Reed College Symposium,  From Evidence to Scholarship: Transforming Undergraduate Student Research in the Digital Age

Submitted by Selim S. Kuru on

The two-day conference brought together faculty, librarians, and instructional technologists to share collaborative strategies for cultivating student engagement with data and digital resources. On March 15, the NELC-sponsored Newbook project represented the University of Washington with a presentation entitled: "Newbook Digital Texts: New Models for Digital Scholarship and Undergraduate Education" and presented by Sarah Ketchley & Walter Andrews and Hannah Jolibois & Jion Yi. 

After a brief introduction to the long history of digital projects at NELC, Newbook undergraduate research leaders, Hannah Jolibois and Jion Yi, described how self-managed undergraduate intern researcher teams developed practices and procedures uniting technology students, humanities and social sciences students, and business, marketing, and advertising students in a successful, large-scale digital humanities project to prepare and publish rare original source materials.
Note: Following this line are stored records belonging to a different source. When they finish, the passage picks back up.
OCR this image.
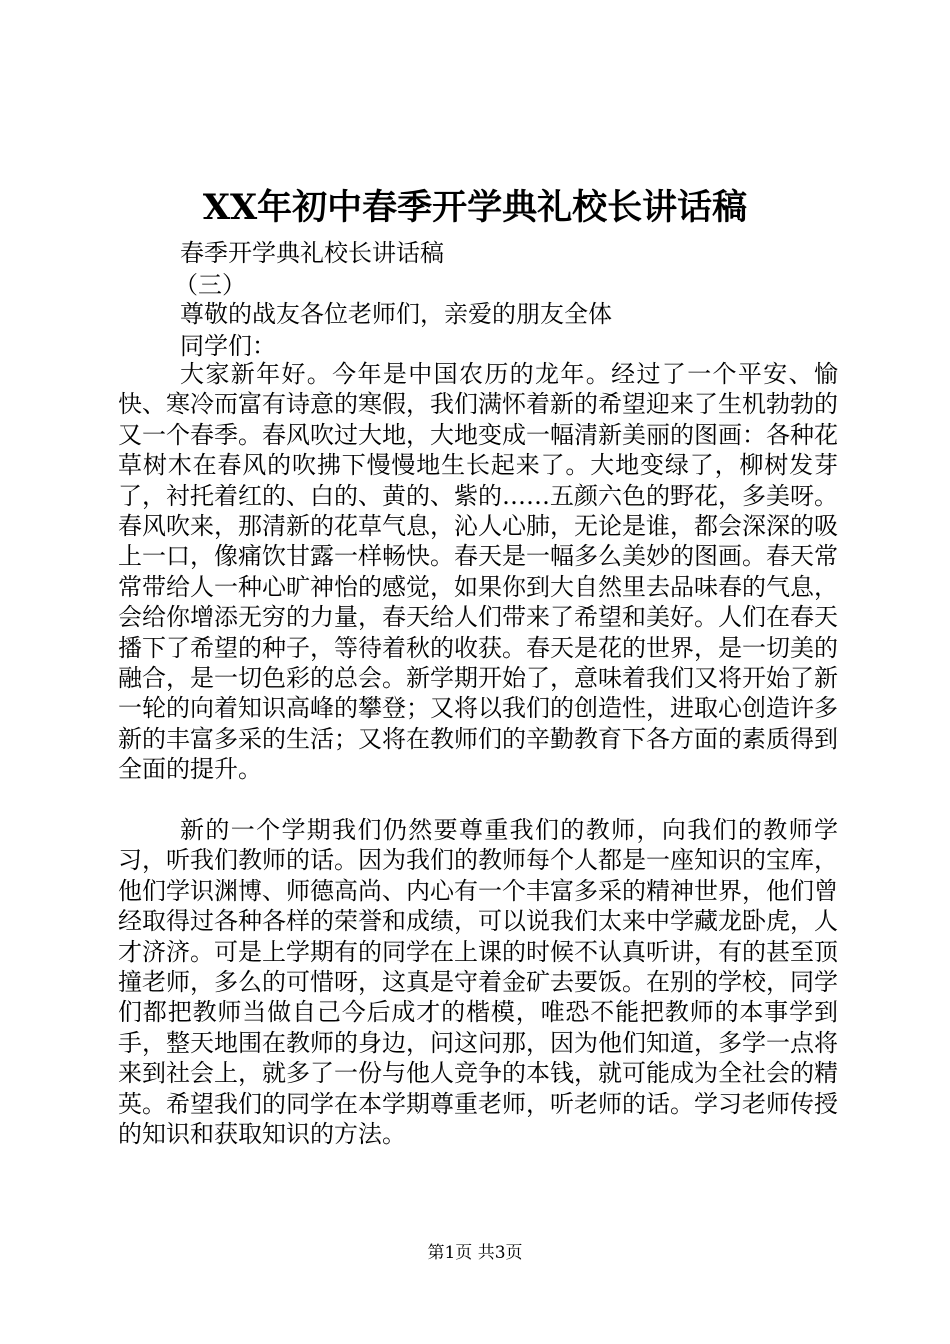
XX年初中春季开学典礼校长讲话稿
春季开学典礼校长讲话稿
（三）
尊敬的战友各位老师们，亲爱的朋友全体
同学们：

大家新年好。今年是中国农历的龙年。经过了一个平安、愉快、寒冷而富有诗意的寒假，我们满怀着新的希望迎来了生机勃勃的又一个春季。春风吹过大地，大地变成一幅清新美丽的图画：各种花草树木在春风的吹拂下慢慢地生长起来了。大地变绿了，柳树发芽了，衬托着红的、白的、黄的、紫的……五颜六色的野花，多美呀。春风吹来，那清新的花草气息，沁人心肺，无论是谁，都会深深的吸上一口，像痛饮甘露一样畅快。春天是一幅多么美妙的图画。春天常常带给人一种心旷神怡的感觉，如果你到大自然里去品味春的气息，会给你增添无穷的力量，春天给人们带来了希望和美好。人们在春天播下了希望的种子，等待着秋的收获。春天是花的世界，是一切美的融合，是一切色彩的总会。新学期开始了，意味着我们又将开始了新一轮的向着知识高峰的攀登；又将以我们的创造性，进取心创造许多新的丰富多采的生活；又将在教师们的辛勤教育下各方面的素质得到全面的提升。

新的一个学期我们仍然要尊重我们的教师，向我们的教师学习，听我们教师的话。因为我们的教师每个人都是一座知识的宝库，他们学识渊博、师德高尚、内心有一个丰富多采的精神世界，他们曾经取得过各种各样的荣誉和成绩，可以说我们太来中学藏龙卧虎，人才济济。可是上学期有的同学在上课的时候不认真听讲，有的甚至顶撞老师，多么的可惜呀，这真是守着金矿去要饭。在别的学校，同学们都把教师当做自己今后成才的楷模，唯恐不能把教师的本事学到手，整天地围在教师的身边，问这问那，因为他们知道，多学一点将来到社会上，就多了一份与他人竞争的本钱，就可能成为全社会的精英。希望我们的同学在本学期尊重老师，听老师的话。学习老师传授的知识和获取知识的方法。

第1页 共3页
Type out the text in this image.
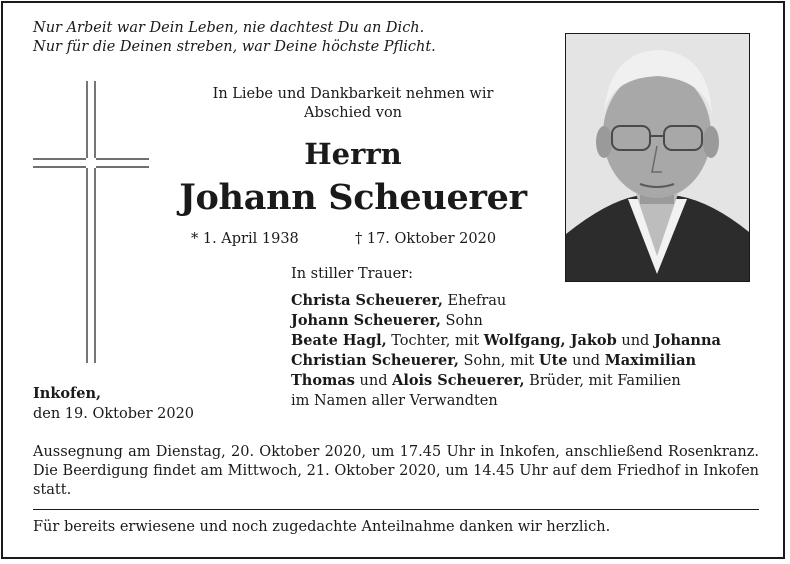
Nur Arbeit war Dein Leben, nie dachtest Du an Dich.
Nur für die Deinen streben, war Deine höchste Pflicht.
In Liebe und Dankbarkeit nehmen wir
Abschied von
Herrn
Johann Scheuerer
* 1. April 1938	† 17. Oktober 2020
In stiller Trauer:
Christa Scheuerer, Ehefrau
Johann Scheuerer, Sohn
Beate Hagl, Tochter, mit Wolfgang, Jakob und Johanna
Christian Scheuerer, Sohn, mit Ute und Maximilian
Thomas und Alois Scheuerer, Brüder, mit Familien
im Namen aller Verwandten
Inkofen,
den 19. Oktober 2020
Aussegnung am Dienstag, 20. Oktober 2020, um 17.45 Uhr in Inkofen, anschließend Rosenkranz. Die Beerdigung findet am Mittwoch, 21. Oktober 2020, um 14.45 Uhr auf dem Friedhof in Inkofen statt.
Für bereits erwiesene und noch zugedachte Anteilnahme danken wir herzlich.
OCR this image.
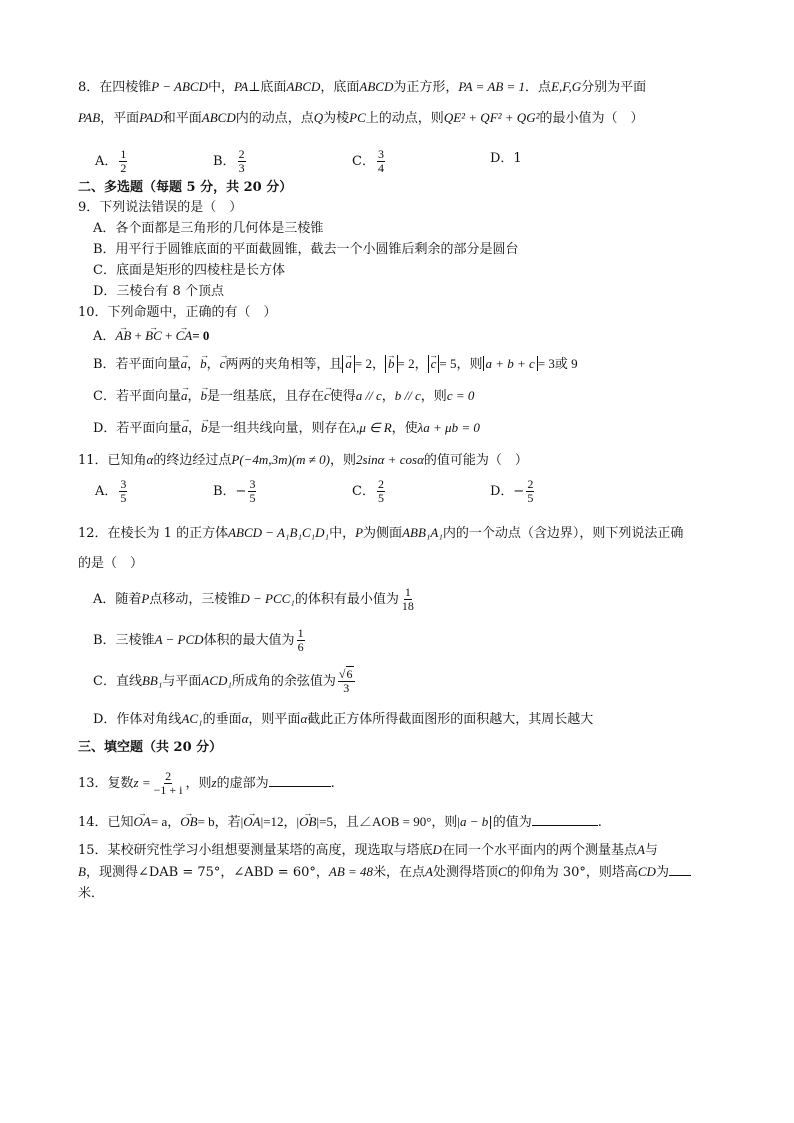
8．在四棱锥P − ABCD中，PA⊥底面ABCD，底面ABCD为正方形，PA = AB = 1．点E,F,G分别为平面
PAB，平面PAD和平面ABCD内的动点，点Q为棱PC上的动点，则QE² + QF² + QG²的最小值为（　）
A． $\frac{1}{2}$	B． $\frac{2}{3}$	C． $\frac{3}{4}$	D．1
二、多选题（每题 5 分，共 20 分）
9．下列说法错误的是（　）
A．各个面都是三角形的几何体是三棱锥
B．用平行于圆锥底面的平面截圆锥，截去一个小圆锥后剩余的部分是圆台
C．底面是矩形的四棱柱是长方体
D．三棱台有 8 个顶点
10．下列命题中，正确的有（　）
A．→ AB + → BC + → CA= 0
B．若平面向量→ a，→ b，→ c两两的夹角相等，且 → a = 2， → b = 2， → c = 5，则 a + b + c = 3或 9
C．若平面向量→ a，→ b是一组基底，且存在→ c使得a // c，b // c，则c = 0
D．若平面向量→ a，→ b是一组共线向量，则存在λ,μ ∈ R，使λa + μb = 0
11．已知角α的终边经过点P(−4m,3m)(m ≠ 0)，则2sinα + cosα的值可能为（　）
A． $\frac{3}{5}$	B．− $\frac{3}{5}$	C． $\frac{2}{5}$	D．− $\frac{2}{5}$
12．在棱长为 1 的正方体ABCD − A₁B₁C₁D₁中，P为侧面ABB₁A₁内的一个动点（含边界），则下列说法正确
的是（　）
A．随着P点移动，三棱锥D − PCC₁的体积有最小值为 $\frac{1}{18}$
B．三棱锥A − PCD体积的最大值为 $\frac{1}{6}$
C．直线BB₁与平面ACD₁所成角的余弦值为 $\frac{√6}{3}$
D．作体对角线AC₁的垂面α，则平面α截此正方体所得截面图形的面积越大，其周长越大
三、填空题（共 20 分）
13．复数$z = \frac{2}{-1 + i}$ ，则z的虚部为	.
14．已知→ OA= a，→ OB= b，若|→ OA|=12，|→ OB|=5，且∠AOB = 90°，则|a − b|的值为	.
15．某校研究性学习小组想要测量某塔的高度，现选取与塔底D在同一个水平面内的两个测量基点A与
B，现测得∠DAB = 75°，∠ABD = 60°，AB = 48米，在点A处测得塔顶C的仰角为 30°，则塔高CD为
米．
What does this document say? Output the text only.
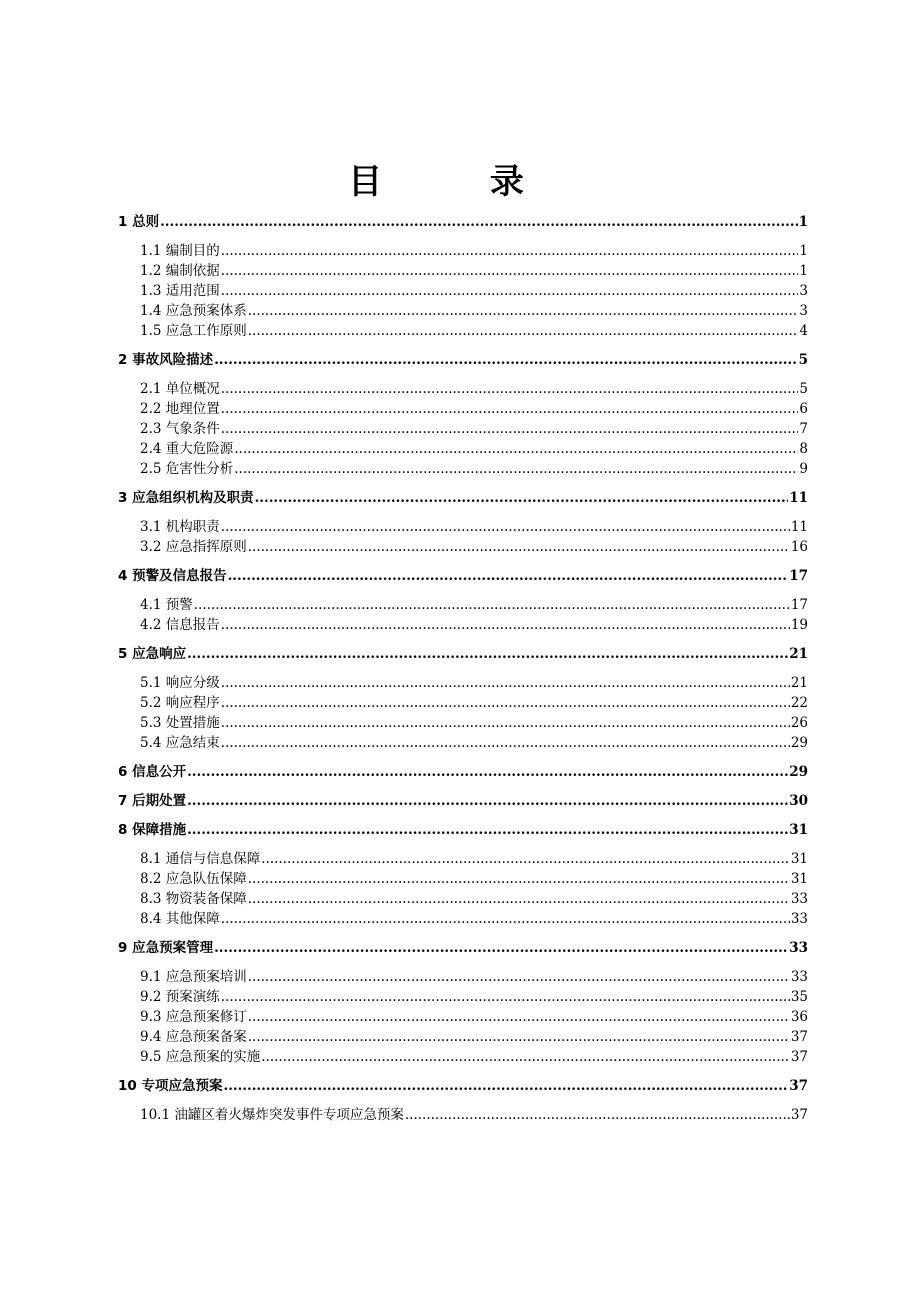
目 录
1 总则 .....	1
1.1 编制目的 .....	1
1.2 编制依据 .....	1
1.3 适用范围 .....	3
1.4 应急预案体系 .....	3
1.5 应急工作原则 .....	4
2 事故风险描述 .....	5
2.1 单位概况 .....	5
2.2 地理位置 .....	6
2.3 气象条件 .....	7
2.4 重大危险源 .....	8
2.5 危害性分析 .....	9
3 应急组织机构及职责 .....	11
3.1 机构职责 .....	11
3.2 应急指挥原则 .....	16
4 预警及信息报告 .....	17
4.1 预警 .....	17
4.2 信息报告 .....	19
5 应急响应 .....	21
5.1 响应分级 .....	21
5.2 响应程序 .....	22
5.3 处置措施 .....	26
5.4 应急结束 .....	29
6 信息公开 .....	29
7 后期处置 .....	30
8 保障措施 .....	31
8.1 通信与信息保障 .....	31
8.2 应急队伍保障 .....	31
8.3 物资装备保障 .....	33
8.4 其他保障 .....	33
9 应急预案管理 .....	33
9.1 应急预案培训 .....	33
9.2 预案演练 .....	35
9.3 应急预案修订 .....	36
9.4 应急预案备案 .....	37
9.5 应急预案的实施 .....	37
10 专项应急预案 .....	37
10.1 油罐区着火爆炸突发事件专项应急预案 .....	37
Newbook Digital Texts is an innovative digital humanities publishing house re-imagining and restructuring traditional academic research, publication, and education.  Over six years, more than 140 University of Washington undergraduate interns and several graduate assistants have collaborated with faculty on projects ranging from Ottoman and Georgian poetry to nineteenth-century travel journals from Iraq and Egypt.